Data drives the modern business. It drives the modern development process. And it drives IT operations analytics in the NOC and the SOC. This raises the questions “Who owns all this data? Do data sovereignty rules apply?” Data is everywhere, and it is used in many ways. In many cases, the same data is used in multiple ways by distinctly different groups, working methods, and ivory towers.

This is a growing problem in organizations using analytics for any purpose, whether customer-facing or IT operations in either the NOC or the SOC. This was brought up by Tim Crawford on a recent Twitter #CIOchat. In many cases, these organizations look at the same exact data, just in different ways. Who owns the data? That is relatively easy to answer: the business. But who controls the data is harder to determine. Consider the data created by the average web presence (via web services or APIs).

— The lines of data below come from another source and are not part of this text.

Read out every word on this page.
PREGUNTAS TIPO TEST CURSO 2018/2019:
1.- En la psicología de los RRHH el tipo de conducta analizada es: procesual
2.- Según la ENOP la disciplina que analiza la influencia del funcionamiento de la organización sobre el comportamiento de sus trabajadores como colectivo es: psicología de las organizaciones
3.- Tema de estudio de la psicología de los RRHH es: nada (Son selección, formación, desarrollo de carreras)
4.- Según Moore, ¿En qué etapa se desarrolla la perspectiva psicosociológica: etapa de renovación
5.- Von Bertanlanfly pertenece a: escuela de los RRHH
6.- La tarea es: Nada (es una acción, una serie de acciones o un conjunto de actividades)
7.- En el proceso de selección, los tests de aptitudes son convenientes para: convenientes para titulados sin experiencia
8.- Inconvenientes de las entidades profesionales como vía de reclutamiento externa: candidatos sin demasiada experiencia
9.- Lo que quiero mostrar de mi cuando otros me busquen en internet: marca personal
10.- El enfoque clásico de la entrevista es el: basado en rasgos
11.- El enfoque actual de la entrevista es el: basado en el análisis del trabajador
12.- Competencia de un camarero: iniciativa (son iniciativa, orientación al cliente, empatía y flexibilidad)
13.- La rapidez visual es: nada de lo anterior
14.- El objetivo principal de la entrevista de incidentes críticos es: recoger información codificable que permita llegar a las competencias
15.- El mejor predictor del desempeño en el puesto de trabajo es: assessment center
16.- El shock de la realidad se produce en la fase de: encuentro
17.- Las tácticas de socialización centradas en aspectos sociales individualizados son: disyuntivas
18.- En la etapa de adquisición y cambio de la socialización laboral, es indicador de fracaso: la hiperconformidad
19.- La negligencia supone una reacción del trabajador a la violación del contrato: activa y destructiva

  • We have business data in the form of leads, products bought, inventory items, etc. This is mostly in the form of network data.
  • We have data used by the NOC by the various ITOA platforms to control the way the web presence responds to load, issues, etc. This is mostly in the form of network data and log data.
  • We have data used by the SOC to monitor the security of any web presence. This is also in the form of network and log data.

There is a common stream of data used by all these organizations for different purposes. Each organization considers its data stream to be separate from everyone else’s. Perhaps this is because they use different tools. However, the data is the same; teams and organizations just use it for very different things.
Now, if we consider a multinational corporation, we end up in the world of data sovereignty. In other words, certain data cannot be sent into or out of specific countries. Just about anything that is personally identifiable is not allowed to move. This includes the IP addresses comprising most of the network data we use to make our decisions.
The question now becomes not “Who owns the data?” or “What does this data tell the organization?” but “Who uses the same data for unique and interesting purposes: business, ITOA, security, others?” In the end, these items all contribute to the success of the business. None can be ignored by the other teams.
The unifying element of any organization is usually physical, rather than the data it uses to make decisions. If we can unify around the data instead—show how that data informs many decisions and how all players use the same pool of data—perhaps we will end up with less finger pointing and fewer silos and other detriments to the business. This is a worthy goal to have.
However, to get to this point, we need not only to unify IT around the data (including security and compliance), but to unify the business around the same set of data. There is a golden metric that each business pays attention to that directs how its data is interpreted by IT. That metric is usually extremely difficult to find, but once it is, it puts everyone on a level playing field. Everyone looks at the same data, pays attention to the metric, and unifies IT and the business.
Yes, the metric is hard to find, and its particulars change from business to business. Like a business case of Plato’s Theory of the Forms, some companies have found the metric and others have found false versions of it. There are many shadows of the metric out there. This leads to dissension about its definition. One company I know has found it. That metric governs the company’s business and offers a direct view of how well the company is doing on a per-minute basis. It is a powerful metric that has unified the company. It provides a place to start for all troubleshooting within IT, regardless of NOC, SOC, or development.
As useful as that metric is, sovereignty over the data is still a tricky question for any organization. In a perfect world, the ownership is easy to claim—that is, if everyone realizes they are using the same pool of data and looking at it differently. Sovereignty involves lawyers, treaties, and politics. That ends up being a harder problem to solve.
Find the metric and end data ownership issues. Every team will interpret the data differently, but the business and IT will be able to agree on one thing.